With unyielding supply chain solidarity from Local 23 leadership and members, workers re-centered coworkers day and night around a strategic vision of union power while dismantling the distortions, misinformation, and lies rolled out every day in meetings, memos, and daily management texts to all employees. “After each round of busting, we could look over at the ships and remember how strong we are and how scared they were,” said Milton Turner, a warehouse worker.
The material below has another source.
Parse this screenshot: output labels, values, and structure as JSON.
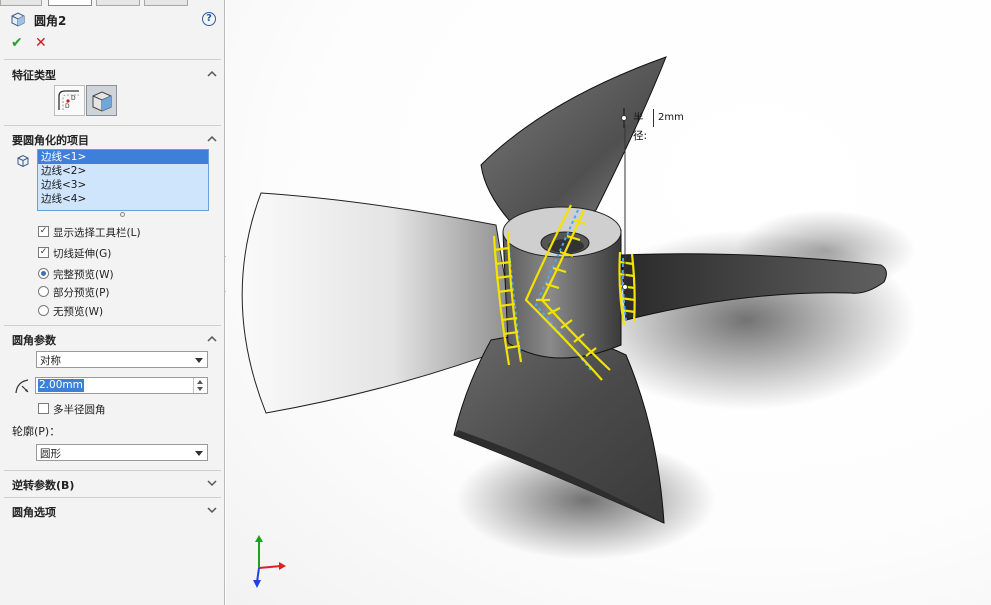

Messages of solidarity poured in from the Maritime Union of Australia, the Maritime Union of New Zealand, and the International Longshoreman’s Association, whose members work at Wallenius-owned job sites. MUA’s message to workers highlighted Local 23’s strong stance to back up Australian longshore for victory in their fight against WWL in previous years, and MUA’s readiness to do the same in return. Meanwhile, workers from P&B Intermodal just down the road in the Port of Tacoma shared with WWL employees their experience of striking to shut down their job site, winning a union through Local 23, and the incredible, transformative gains they secured in their first union contract.
Locking down the count
After multiple weeks of illegal manager misconduct and targeted busting, employees finally made it to election day on March 21, 2024 and voted 104 to 56 to become members of Local 23. WWL could find no legal objections to the election win, and the NLRB certified the new bargaining unit on March 29. “We were overwhelmingly excited,” said Richard Booth Jr, a distro driver. “We put it all on the line and won.”
This landmark victory in organizing with sweatshop logistics workers comes through ILWU’s Supply Chain, Logistics, and Transport (SCLT) program. Rooted in the March Inland campaign, through which tens of thousands of warehouse workers backed by longshore power organized through ILWU after the Great Strike of 1934, the SCLT program focuses on combining union hammer (ability to use supply chain power) with worker heat (readiness to fight), and works in partnership with the International Transport Workers Federation.
“Every day since we won the election, we have backed each other up to deal with unfair discipline and other issues,” said Ramo Natalizio, a quality control inspector. “And we’re locking arms as we go get that first contract.”
After effectively using strategic power to organize and win, logistics workers are now moving ahead to secure protections and respect on the job. “Our strength does not come just from our collective bargaining agreements, dispatch halls, or any other formal designation,” said Jared Faker, Local 23 President. “Our strength comes from our solidarity and organizing the unorganized, uplifting standards in our community, and making lives better for all working people. We could not be more proud to be a part of that for nearly 200 new members.”